Hydrothermal reaction chemistry and characterization of ferric arsenate phases precipitated from Fe2(SO4)3–As2O5–H2SO4 solutions

The hydrothermal reaction chemistry and characterization of high temperature (150–225 °C) ferric arsenate phases produced from sulfate media was studied. In particular, the effect of Fe (III)/As (V) molar ratio, temperature, and time on the phases formed was examined. Three major arsenate-bearing phases were produced in our studies: (a) sulfate-containing scorodite (Fe(AsO4)1 − 0.67x(SO4)x·2H2O where x ≤ 0.20) at an Fe(III)/As(V) molar ratio of 0.7–1.87, 150–175 °C and 2–24 h reaction time; (b) ferric arsenate sub-hydrate (FAsH; Fe(AsO4)0.998(SO4)0.01·0.72H2O) at Fe(III)/As(V) molar ratio of 0.69–0.93, 200–225 °C and 10–24 h reaction time; (c) basic ferric arsenate sulfate (BFAS; Fe(AsO4)1 − x(SO4)x(OH)x·(1 − x)H2O, where 0.3 < x < 0.7) at Fe(III)/As(V) molar ratio of 1.67–4.01, 175–225 °C and 4–24 h reaction time.
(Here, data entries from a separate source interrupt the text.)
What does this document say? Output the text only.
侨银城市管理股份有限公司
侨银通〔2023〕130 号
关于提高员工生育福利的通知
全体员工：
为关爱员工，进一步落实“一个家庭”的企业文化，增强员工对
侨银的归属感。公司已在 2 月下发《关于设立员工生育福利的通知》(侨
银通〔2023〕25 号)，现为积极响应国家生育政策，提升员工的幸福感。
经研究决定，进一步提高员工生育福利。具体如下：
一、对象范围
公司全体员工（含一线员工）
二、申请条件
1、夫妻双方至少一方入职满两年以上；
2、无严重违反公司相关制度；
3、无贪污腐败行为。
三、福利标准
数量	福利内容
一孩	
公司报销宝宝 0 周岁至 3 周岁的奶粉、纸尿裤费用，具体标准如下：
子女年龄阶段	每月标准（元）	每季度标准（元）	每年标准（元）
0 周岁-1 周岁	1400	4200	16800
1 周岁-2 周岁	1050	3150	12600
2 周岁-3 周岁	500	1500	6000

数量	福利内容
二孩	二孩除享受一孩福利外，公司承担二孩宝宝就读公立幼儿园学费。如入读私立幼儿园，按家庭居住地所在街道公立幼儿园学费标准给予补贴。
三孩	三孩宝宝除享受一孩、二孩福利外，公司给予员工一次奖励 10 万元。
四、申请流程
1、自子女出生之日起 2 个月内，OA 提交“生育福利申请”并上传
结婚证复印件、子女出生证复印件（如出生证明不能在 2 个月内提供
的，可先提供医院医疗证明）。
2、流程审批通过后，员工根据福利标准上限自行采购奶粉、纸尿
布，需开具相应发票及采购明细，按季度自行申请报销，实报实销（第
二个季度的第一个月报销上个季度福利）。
Scorodite was found to be metastable at an Fe(III)/As(V) molar ratio of one, 1 h reaction time and 200 °C. Extension of retention time to 10 h under the same conditions gave predominantly FAsH with minor presence of scorodite, while additional retention time to 24 h resulted in the formation of only FAsH. XRD, Raman and ATR-IR, proved that our FAsH is the same phase with that labeled previously as “Type 1” and the “Phase 4”; similarly our BFAS was identical to the so-called “Type 2” and “Phase 3”. The Fe L-edge XANES analysis showed that scorodite, FAsH and BFAS exhibited an octahedral type of crystal field with a paramagnetic high spin anti-ferromagnetic character as in hematite. Short term leachability tests determined FAsH to be slightly more soluble than scorodite and BFAS after 24 h, while after several TCLP-like contacts there was < 0.1 mg/L arsenic release from all phases. Long term (> 8 months) stability testing of FAsH and BFAS found FAsH to yield somewhat higher arsenic release than BFAS. The latterʹs arsenic release potential was evaluated to be equivalent or slightly better than that of scorodite.